Me to my course attendees: As you can see iPhone/Android persistence vulnerabilities are the most expensive, so if you reboot your phone regularly you’ll probably be fine. They probably won’t waste that on you.
NSA: reboot your phone once a week.
@Patricia Really? Never heard of rebooting just at random points, not connected to updates, being important before. Could you say a bit more about why that is?
@forteller @Patricia Basically if you have a voulnerability that lets someone put exploits into memory, a reboot will clean this out, and you will have to be reinfected, retrigger the exploit for it to affect you.
A persistent exploit would be something patching some executable in in your phone to trigger this even after a reboot.
@sotolf @Patricia Right, right. Makes sense! Thanks!
And this comes literally minutes after someone had to explain to me that yes, the number of sex partners does actually matter even if you don't test positive for anything, because not all infections are symptomatic or cought in tests.

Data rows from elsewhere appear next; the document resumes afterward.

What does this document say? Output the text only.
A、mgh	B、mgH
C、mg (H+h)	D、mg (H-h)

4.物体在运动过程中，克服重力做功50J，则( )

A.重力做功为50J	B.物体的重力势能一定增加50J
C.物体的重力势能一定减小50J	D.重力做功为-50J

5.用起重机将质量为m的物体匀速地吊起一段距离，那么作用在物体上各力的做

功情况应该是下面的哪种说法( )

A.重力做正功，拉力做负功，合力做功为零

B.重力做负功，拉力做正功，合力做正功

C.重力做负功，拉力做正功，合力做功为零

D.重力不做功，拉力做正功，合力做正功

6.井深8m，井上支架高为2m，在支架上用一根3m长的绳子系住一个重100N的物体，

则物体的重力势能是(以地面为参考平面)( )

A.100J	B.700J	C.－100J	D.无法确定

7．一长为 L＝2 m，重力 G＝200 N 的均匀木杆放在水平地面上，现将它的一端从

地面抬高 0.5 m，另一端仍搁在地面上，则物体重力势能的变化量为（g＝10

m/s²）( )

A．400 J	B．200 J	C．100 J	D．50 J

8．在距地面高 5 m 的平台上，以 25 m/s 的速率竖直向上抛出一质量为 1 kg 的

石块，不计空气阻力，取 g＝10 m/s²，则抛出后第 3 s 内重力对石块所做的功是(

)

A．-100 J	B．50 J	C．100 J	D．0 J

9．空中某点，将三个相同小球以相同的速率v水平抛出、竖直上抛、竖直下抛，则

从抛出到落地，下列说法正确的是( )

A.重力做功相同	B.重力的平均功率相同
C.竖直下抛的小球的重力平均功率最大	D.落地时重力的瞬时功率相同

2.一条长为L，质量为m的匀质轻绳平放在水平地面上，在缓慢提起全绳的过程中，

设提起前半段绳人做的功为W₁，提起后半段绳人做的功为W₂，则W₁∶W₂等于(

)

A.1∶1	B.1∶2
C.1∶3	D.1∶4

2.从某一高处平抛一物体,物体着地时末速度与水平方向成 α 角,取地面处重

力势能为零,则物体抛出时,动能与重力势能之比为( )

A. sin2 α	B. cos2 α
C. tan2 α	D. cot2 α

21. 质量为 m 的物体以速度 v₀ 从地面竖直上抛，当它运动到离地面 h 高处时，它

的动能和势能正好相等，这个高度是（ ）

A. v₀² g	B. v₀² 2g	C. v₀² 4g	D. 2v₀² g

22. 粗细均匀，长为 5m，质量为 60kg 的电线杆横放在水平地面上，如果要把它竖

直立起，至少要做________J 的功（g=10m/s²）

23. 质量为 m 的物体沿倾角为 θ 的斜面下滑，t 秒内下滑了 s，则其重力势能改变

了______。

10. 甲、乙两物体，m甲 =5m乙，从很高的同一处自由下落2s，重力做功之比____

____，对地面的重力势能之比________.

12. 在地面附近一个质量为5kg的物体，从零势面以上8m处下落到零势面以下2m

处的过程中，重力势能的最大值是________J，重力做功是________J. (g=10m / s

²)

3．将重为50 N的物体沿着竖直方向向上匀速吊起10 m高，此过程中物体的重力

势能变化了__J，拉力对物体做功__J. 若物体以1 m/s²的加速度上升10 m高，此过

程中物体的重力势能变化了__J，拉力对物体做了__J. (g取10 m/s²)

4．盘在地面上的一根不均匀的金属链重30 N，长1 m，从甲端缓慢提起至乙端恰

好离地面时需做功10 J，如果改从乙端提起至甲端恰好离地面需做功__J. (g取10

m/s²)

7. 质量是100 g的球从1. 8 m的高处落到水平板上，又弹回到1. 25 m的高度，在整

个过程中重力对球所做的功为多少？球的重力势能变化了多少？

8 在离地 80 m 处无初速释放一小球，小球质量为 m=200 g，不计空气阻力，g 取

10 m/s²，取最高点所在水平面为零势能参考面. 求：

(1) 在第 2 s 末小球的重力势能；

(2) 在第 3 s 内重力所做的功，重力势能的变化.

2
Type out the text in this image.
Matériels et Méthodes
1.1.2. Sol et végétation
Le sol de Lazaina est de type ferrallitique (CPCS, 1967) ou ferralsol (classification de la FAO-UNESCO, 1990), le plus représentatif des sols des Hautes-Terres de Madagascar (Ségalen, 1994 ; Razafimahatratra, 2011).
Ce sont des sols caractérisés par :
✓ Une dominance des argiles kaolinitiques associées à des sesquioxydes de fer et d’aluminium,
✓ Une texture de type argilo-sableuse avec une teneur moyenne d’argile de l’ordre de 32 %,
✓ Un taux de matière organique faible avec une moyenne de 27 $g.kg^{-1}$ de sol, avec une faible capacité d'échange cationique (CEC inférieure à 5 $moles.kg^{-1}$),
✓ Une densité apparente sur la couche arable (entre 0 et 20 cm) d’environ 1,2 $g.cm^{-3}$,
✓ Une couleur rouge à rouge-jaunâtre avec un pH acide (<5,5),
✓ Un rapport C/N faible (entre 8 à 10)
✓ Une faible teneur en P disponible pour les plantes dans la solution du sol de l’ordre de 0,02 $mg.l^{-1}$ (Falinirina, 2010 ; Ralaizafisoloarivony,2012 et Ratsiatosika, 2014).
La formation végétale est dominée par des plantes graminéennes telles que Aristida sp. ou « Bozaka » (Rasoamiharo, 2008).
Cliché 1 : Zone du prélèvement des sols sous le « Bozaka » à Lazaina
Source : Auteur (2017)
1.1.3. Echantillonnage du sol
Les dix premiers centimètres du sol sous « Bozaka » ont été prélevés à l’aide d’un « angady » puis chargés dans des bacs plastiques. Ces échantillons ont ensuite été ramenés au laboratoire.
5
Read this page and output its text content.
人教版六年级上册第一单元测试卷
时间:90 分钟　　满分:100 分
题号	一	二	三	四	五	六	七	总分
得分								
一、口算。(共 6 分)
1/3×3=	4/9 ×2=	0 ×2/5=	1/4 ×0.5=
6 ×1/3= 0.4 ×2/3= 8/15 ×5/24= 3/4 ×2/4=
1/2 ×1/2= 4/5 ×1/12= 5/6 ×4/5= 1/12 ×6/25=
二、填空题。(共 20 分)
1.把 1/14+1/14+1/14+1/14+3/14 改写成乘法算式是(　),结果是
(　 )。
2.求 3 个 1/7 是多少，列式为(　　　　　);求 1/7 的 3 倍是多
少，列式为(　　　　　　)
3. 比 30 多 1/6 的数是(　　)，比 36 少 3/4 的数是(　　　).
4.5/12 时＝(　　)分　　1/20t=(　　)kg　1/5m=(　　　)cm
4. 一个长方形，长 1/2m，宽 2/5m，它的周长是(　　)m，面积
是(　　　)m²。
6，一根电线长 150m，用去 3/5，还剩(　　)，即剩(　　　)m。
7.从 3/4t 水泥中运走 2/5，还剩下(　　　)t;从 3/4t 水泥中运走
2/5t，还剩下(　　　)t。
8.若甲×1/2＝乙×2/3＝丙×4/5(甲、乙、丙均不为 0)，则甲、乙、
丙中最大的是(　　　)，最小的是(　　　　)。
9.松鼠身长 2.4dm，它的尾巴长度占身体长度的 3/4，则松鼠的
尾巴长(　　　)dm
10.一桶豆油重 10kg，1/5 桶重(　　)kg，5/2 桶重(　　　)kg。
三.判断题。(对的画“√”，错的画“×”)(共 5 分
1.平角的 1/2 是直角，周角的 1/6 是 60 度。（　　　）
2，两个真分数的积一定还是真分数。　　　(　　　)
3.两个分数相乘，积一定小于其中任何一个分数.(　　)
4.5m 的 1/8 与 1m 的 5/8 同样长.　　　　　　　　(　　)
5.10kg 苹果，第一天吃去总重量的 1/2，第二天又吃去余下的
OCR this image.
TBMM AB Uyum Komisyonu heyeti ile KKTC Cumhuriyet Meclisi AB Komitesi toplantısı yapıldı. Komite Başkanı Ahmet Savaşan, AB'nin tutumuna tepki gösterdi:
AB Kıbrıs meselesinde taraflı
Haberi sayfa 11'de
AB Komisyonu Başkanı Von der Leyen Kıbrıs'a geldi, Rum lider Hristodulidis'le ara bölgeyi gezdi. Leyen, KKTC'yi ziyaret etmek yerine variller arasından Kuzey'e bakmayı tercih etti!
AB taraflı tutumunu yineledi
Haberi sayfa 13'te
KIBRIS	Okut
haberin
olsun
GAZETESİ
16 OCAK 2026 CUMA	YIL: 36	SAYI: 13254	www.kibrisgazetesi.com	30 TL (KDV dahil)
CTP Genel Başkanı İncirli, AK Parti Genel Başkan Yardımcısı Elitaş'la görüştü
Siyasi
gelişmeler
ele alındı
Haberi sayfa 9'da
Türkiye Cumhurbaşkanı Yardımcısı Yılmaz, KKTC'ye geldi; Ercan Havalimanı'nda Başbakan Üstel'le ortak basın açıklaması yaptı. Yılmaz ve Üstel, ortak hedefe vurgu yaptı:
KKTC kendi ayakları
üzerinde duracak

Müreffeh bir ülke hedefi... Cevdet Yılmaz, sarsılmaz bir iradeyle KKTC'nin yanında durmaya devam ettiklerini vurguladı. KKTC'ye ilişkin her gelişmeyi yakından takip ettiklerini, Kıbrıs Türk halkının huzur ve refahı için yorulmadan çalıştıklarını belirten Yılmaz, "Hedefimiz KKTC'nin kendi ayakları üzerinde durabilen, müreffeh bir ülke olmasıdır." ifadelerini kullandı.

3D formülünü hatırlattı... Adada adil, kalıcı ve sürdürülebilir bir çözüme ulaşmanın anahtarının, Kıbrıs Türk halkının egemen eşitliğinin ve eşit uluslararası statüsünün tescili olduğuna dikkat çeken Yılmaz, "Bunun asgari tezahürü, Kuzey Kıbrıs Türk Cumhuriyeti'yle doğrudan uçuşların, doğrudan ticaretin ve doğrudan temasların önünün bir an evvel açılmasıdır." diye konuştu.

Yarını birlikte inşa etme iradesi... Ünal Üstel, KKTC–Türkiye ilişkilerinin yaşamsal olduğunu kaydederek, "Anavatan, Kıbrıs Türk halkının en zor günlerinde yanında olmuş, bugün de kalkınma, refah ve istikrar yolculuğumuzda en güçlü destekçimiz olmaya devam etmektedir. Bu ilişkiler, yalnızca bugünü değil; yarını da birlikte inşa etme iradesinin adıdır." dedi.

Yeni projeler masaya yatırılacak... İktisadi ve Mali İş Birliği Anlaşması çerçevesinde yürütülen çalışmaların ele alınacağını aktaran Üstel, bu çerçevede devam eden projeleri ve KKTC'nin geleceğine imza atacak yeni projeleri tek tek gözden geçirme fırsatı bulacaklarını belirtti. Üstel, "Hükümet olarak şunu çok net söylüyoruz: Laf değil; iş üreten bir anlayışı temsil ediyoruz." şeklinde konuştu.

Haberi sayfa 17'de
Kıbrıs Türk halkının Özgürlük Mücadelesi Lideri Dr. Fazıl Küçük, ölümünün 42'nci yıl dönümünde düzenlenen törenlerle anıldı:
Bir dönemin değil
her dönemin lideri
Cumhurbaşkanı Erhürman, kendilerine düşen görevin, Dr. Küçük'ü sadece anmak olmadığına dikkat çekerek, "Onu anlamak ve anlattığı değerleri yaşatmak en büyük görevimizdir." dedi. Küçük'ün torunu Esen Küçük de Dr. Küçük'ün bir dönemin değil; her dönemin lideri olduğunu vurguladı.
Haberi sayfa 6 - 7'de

So if anyone wants to teach me anything more about infections, this is the day! Let me have it!
@forteller @Patricia TIL, so now I know that as well, it really makes sense when you actually think about it :) Haha, I wasn't expecting to learn that today, but now I know :)
@forteller Because of how iOS security works, even if you have root jailbreak super access you can't change anything about the boot process. Basically the operating system partition never changes between updates, so it can be fully signed and known not to be tampered with.
I don't know the exact boot process today, but basically everything is cryptographically validated by the "iBoot" firmware which has a limited attack surface, so it's hard to attack iBoot directly.
So if you want a reboot persistent attack, you need to either exploit the boot process, or you need to find one or more separate vulnerabilities in some userland service that starts after boot.
iBoot has been cracked in the past and can't be easily updated (if at all?) when it's on a phone, so that's why e.g. iPhone X is technically permanently jailbreakable.
I don't know if I explained that all too well, but basically iPhones are really good at protecting and validating the boot process.
@forteller
I (having not been asked)only know that my an ph just 'behaves' better fsvo if I power-cycle it every few days.
the old 'zap the p-ram' is a thing I really miss.
I also miss being able to pull the battery
@forteller @Patricia If I read the above correctly, the reasoning is:
"Even if your device gets hacked by some kind of vulnerability, it's unlikely the attacker has achieved persistence across reboots, so rebooting will kick them back out"
@forteller like others have said, to survive a reboot you need some way to come back up. That kind of mechanism is called “persistence” - these kinds of vulnerabilities have become progressively harder to find in phone OSs, so the price for a good one (with an exploit) can be in the millions of dollars range. But if they are found they could potentially be fixed by the vendor. So they are used carefully. Otherwise it’s money out the window. So unless you are a high value target they probably won’t risk using it for you. And without persistence, reboot will clear it. Of course you have all sorts of spyware you (or someone with access to your phone) might’ve installed on purpose, but that’s another matter.
@forteller tech people often forget about intimate partner abuse. But protecting against someone who is regularly in physical proximity to your devices is a whole other thing. Often requiring many layers of protection, because it might not be safe to refuse them access. Another reason why the Microsoft Recall thing is an absolute dumpster fire. And a reason to not have a windows machine if they do release it. “Opt-in” isn’t opt-in if you are not safe to refuse.
@Patricia @forteller Apple just showed off a feature to lock or hide an app an your phone, and the prevailing discourse was “hahaha it’s for porn.” These dudes (of course they were all men commentating) never even considered the domestic abuse case, where privacy on your own device isn’t a given, and it’s no joke—it’s about personal safety.
Also thinking the "hide an app" feature could be used by a stalker/abuser too, and overcomes the persistence issue. Sneak a Where Is My Device? tracker app on there, hide it, and bam.
@shafik it sucks that they don’t actually say why in the article
@Patricia
Now I know why my fairphone with /e/ OS kept rebooting randomly: it was a security feature.